ERIC Number: ED200983
Record Type: RIE
Publication Date: 1981-Apr
Reference Count: 0
Logical Structure and the Composing Process.
An important aspect of the composing process is the element of organization--the coherent development of ideas and considerations of relevance. Most investigations of this aspect have focused on prewriting behavior or on "heuristics,""frames," or other approaches that presuppose that organization is something imposed from the outside and that the composing process begins with the choice of a pattern within which individual sentences are fitted. The fields of critical thinking and applied logic suggest a wholly different perspective: logic, which treats organization, coherence, and relevance as integral features of an exposition or argument. If the logical structure of the composing process is examined, it can be seen that individual topics, theses, or sentences themselves guide the production of what follows (a premise points to a conclusion, a question dictates the sort of answer that will be considered, a claim dictates the supporting evidence to be supplied). These constraints and internal patterns can be discovered in bad reasoning as well as good, and affect both the form and the content of the written product.

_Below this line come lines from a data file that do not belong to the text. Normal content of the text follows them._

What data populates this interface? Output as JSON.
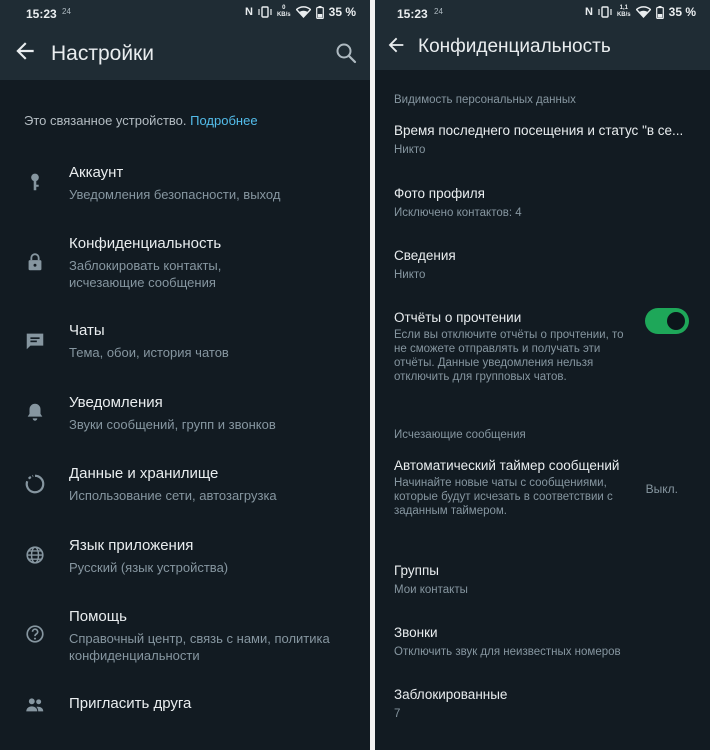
{
  "status": {
    "time": "15:23",
    "left_indicator": "24",
    "nfc": "N",
    "speed_left_top": "0",
    "speed_right_top": "1,1",
    "speed_unit": "KB/s",
    "battery_pct": "35 %"
  },
  "settings": {
    "title": "Настройки",
    "linked_text": "Это связанное устройство.",
    "linked_link": "Подробнее",
    "items": [
      {
        "title": "Аккаунт",
        "subtitle": "Уведомления безопасности, выход",
        "icon": "key-icon"
      },
      {
        "title": "Конфиденциальность",
        "subtitle": "Заблокировать контакты, исчезающие сообщения",
        "icon": "lock-icon"
      },
      {
        "title": "Чаты",
        "subtitle": "Тема, обои, история чатов",
        "icon": "chat-icon"
      },
      {
        "title": "Уведомления",
        "subtitle": "Звуки сообщений, групп и звонков",
        "icon": "bell-icon"
      },
      {
        "title": "Данные и хранилище",
        "subtitle": "Использование сети, автозагрузка",
        "icon": "storage-icon"
      },
      {
        "title": "Язык приложения",
        "subtitle": "Русский (язык устройства)",
        "icon": "globe-icon"
      },
      {
        "title": "Помощь",
        "subtitle": "Справочный центр, связь с нами, политика конфиденциальности",
        "icon": "help-icon"
      },
      {
        "title": "Пригласить друга",
        "subtitle": "",
        "icon": "people-icon"
      }
    ]
  },
  "privacy": {
    "title": "Конфиденциальность",
    "section_visibility": "Видимость персональных данных",
    "last_seen_title": "Время последнего посещения и статус \"в се...",
    "last_seen_value": "Никто",
    "photo_title": "Фото профиля",
    "photo_value": "Исключено контактов: 4",
    "about_title": "Сведения",
    "about_value": "Никто",
    "receipts_title": "Отчёты о прочтении",
    "receipts_desc": "Если вы отключите отчёты о прочтении, то не сможете отправлять и получать эти отчёты. Данные уведомления нельзя отключить для групповых чатов.",
    "receipts_enabled": true,
    "section_disappearing": "Исчезающие сообщения",
    "timer_title": "Автоматический таймер сообщений",
    "timer_desc": "Начинайте новые чаты с сообщениями, которые будут исчезать в соответствии с заданным таймером.",
    "timer_value": "Выкл.",
    "groups_title": "Группы",
    "groups_value": "Мои контакты",
    "calls_title": "Звонки",
    "calls_value": "Отключить звук для неизвестных номеров",
    "blocked_title": "Заблокированные",
    "blocked_value": "7"
  },
  "colors": {
    "background": "#121b22",
    "appbar": "#1f2c34",
    "accent": "#21c063",
    "link": "#53bdeb",
    "secondary_text": "#8696a0"
  }
}
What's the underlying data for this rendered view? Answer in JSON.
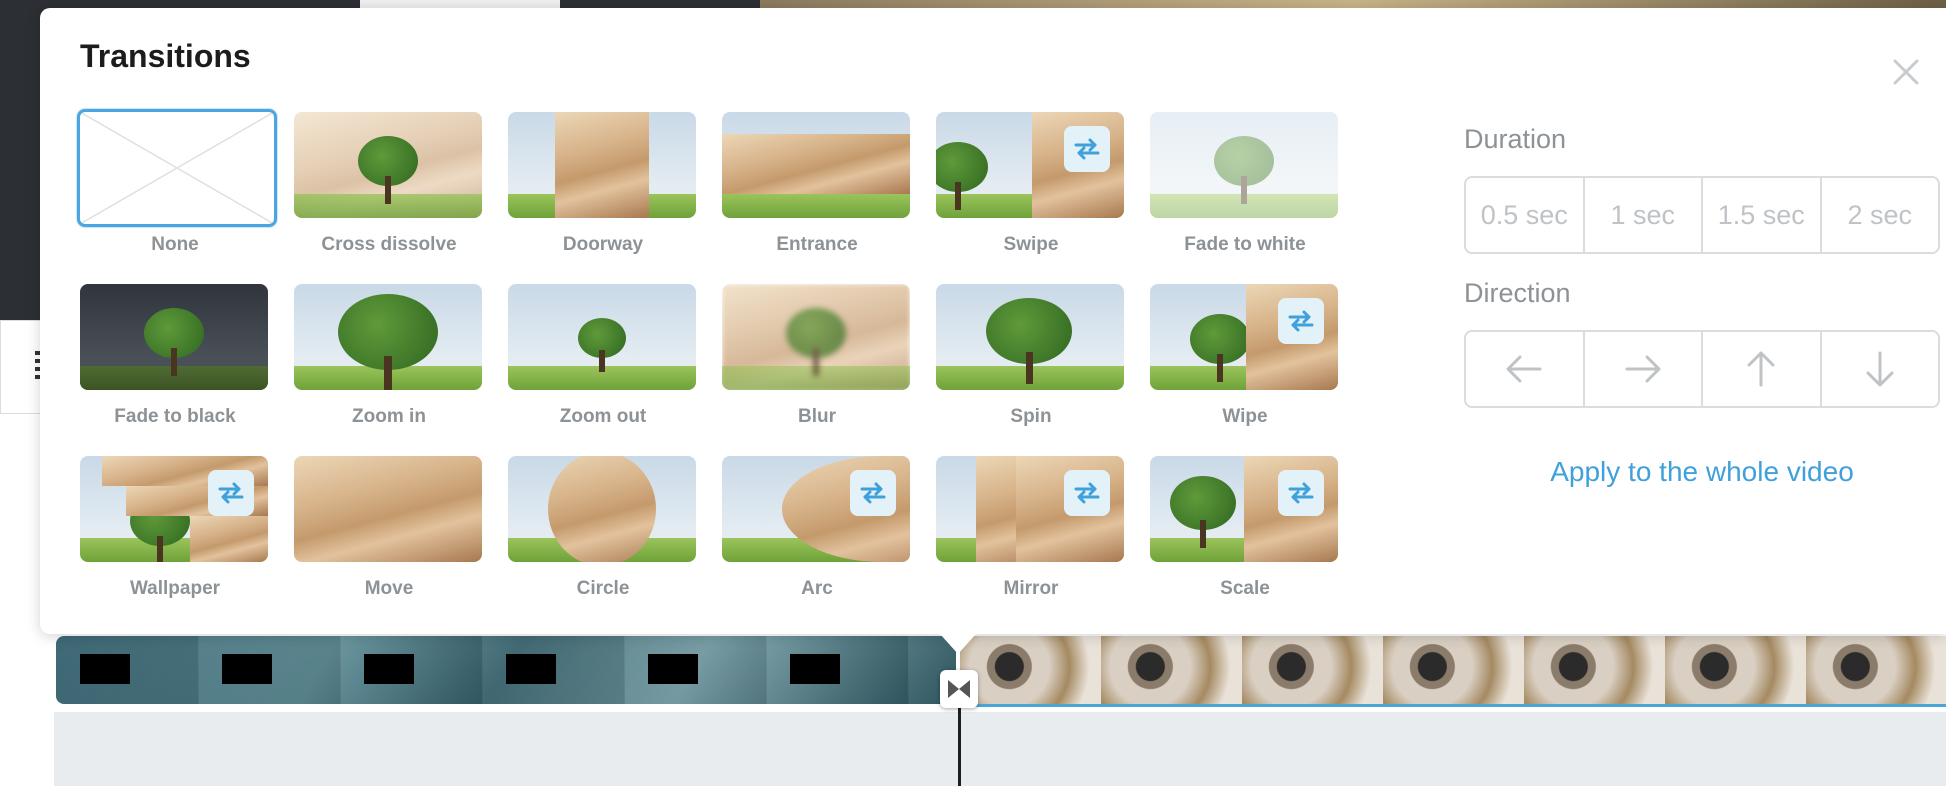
{
  "popup": {
    "title": "Transitions",
    "close_icon": "close-icon"
  },
  "transitions": [
    {
      "id": "none",
      "label": "None",
      "selected": true
    },
    {
      "id": "cross-dissolve",
      "label": "Cross dissolve"
    },
    {
      "id": "doorway",
      "label": "Doorway"
    },
    {
      "id": "entrance",
      "label": "Entrance"
    },
    {
      "id": "swipe",
      "label": "Swipe",
      "has_direction": true
    },
    {
      "id": "fade-to-white",
      "label": "Fade to white"
    },
    {
      "id": "fade-to-black",
      "label": "Fade to black"
    },
    {
      "id": "zoom-in",
      "label": "Zoom in"
    },
    {
      "id": "zoom-out",
      "label": "Zoom out"
    },
    {
      "id": "blur",
      "label": "Blur"
    },
    {
      "id": "spin",
      "label": "Spin"
    },
    {
      "id": "wipe",
      "label": "Wipe",
      "has_direction": true
    },
    {
      "id": "wallpaper",
      "label": "Wallpaper",
      "has_direction": true
    },
    {
      "id": "move",
      "label": "Move"
    },
    {
      "id": "circle",
      "label": "Circle"
    },
    {
      "id": "arc",
      "label": "Arc",
      "has_direction": true
    },
    {
      "id": "mirror",
      "label": "Mirror",
      "has_direction": true
    },
    {
      "id": "scale",
      "label": "Scale",
      "has_direction": true
    }
  ],
  "duration": {
    "label": "Duration",
    "options": [
      "0.5 sec",
      "1 sec",
      "1.5 sec",
      "2 sec"
    ]
  },
  "direction": {
    "label": "Direction",
    "options": [
      "arrow-left-icon",
      "arrow-right-icon",
      "arrow-up-icon",
      "arrow-down-icon"
    ]
  },
  "apply_all_label": "Apply to the whole video",
  "colors": {
    "accent": "#3fa0dc",
    "selected_border": "#4aa6e2",
    "muted_text": "#8d9296",
    "disabled_text": "#bfc3c6",
    "badge_bg": "#e3f2f9"
  }
}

Failure to recognize these constraints, or general lack of attention to the internal organization governed by applied logic, can lead to a distorted or incomplete model of the composing process. (The paper contains examples from student papers to illustrate the constraints imposed by logic.) (Author/FL)
Publication Type: Opinion Papers; Speeches/Meeting Papers
Education Level: N/A
Authoring Institution: N/A
Identifiers: Organizing Strategies
Note: Paper presented at the Annual Meeting of the American Educational Research Association (Los Angeles, CA, April 13-17, 1981).